If one examines the literary account of these events, in Robert Bolt's play "A Man for All Seasons", one can find post-modern elements within its narrative. "All men have a price," is a line that is uttered in the play which makes reference to the writings of Niccolo di Bernardo Machiavelli, which were characterized by a cynical view on Man and outlined the means by which he can be manipulated. However, King Henry VIII finds that despite every favor or threat that he offers, More does not have a price-- his moral judgments are intact. More goes to his death, unwilling to take part in a transaction that will save his own life. Is it a coincidence that Simon Templar adopts this name and that he begins his rejecting his post-modern ways not long after?

Another element found in "A Man for All Seasons" is the character of the Common Man. Throughout the play, the Common Man character will 'step out' of the action on the stage and speak directly to the audience, serving as a narrator. He would then reach into a 'property basket' and change his clothing to become a peripheral character in the play. This is representative of the 'alienation effect' that Bolt was striving for, allowing the audience to remain critically detached from the events on the stage, thereby retaining their full analytical faculties to interpret the subtleties of dialogue and theme. It is through the Common Man that we see the nobility of More's decision the protest the King's actions, and we gain an insight to the perspective of society to the moral dilemma presented. "The Saint" has its own Common Man, in the form of Simon Templar.

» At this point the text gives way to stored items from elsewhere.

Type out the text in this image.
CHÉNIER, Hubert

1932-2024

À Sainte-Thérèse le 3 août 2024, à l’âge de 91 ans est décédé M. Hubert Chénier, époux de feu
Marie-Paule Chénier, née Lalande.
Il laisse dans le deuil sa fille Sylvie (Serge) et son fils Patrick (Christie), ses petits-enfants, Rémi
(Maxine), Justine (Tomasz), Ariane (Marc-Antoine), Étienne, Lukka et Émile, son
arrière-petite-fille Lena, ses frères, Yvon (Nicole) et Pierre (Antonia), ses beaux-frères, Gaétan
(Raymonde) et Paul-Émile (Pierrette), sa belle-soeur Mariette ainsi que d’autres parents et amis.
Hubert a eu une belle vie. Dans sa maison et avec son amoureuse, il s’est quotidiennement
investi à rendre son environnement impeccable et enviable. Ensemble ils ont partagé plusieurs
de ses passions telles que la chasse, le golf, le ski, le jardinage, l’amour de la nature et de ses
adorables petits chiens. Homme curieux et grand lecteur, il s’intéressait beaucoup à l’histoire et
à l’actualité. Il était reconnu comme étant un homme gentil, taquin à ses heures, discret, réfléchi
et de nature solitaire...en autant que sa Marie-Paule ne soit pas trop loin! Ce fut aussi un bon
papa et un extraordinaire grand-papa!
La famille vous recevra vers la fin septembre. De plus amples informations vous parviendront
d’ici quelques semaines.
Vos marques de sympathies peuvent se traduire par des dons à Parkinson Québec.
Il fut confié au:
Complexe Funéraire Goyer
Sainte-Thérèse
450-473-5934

As mentioned before, he slips into various disguises, and it is his journey of redemption that the audience identifies with. Simon Templar is a metaphor for the displaced 'noble savages' that we all are, and only by following his rejection of post-modern values can we all find salvation.

In conclusion, "The Saint" is a compelling examination into the social underpinnings in the society begat by capitalism and the Industrial Revolution. Many of the thematic elements of "The Saint" have a basis in modern philosophy and point to the necessity of a cultural shift in order for society, let alone individuals, to thrive. "The Saint" also suggests that one of the means to achieve this is to adopt the ideals espoused by the church, but outside of the traditional infrastructure that has dominated for hundreds of years.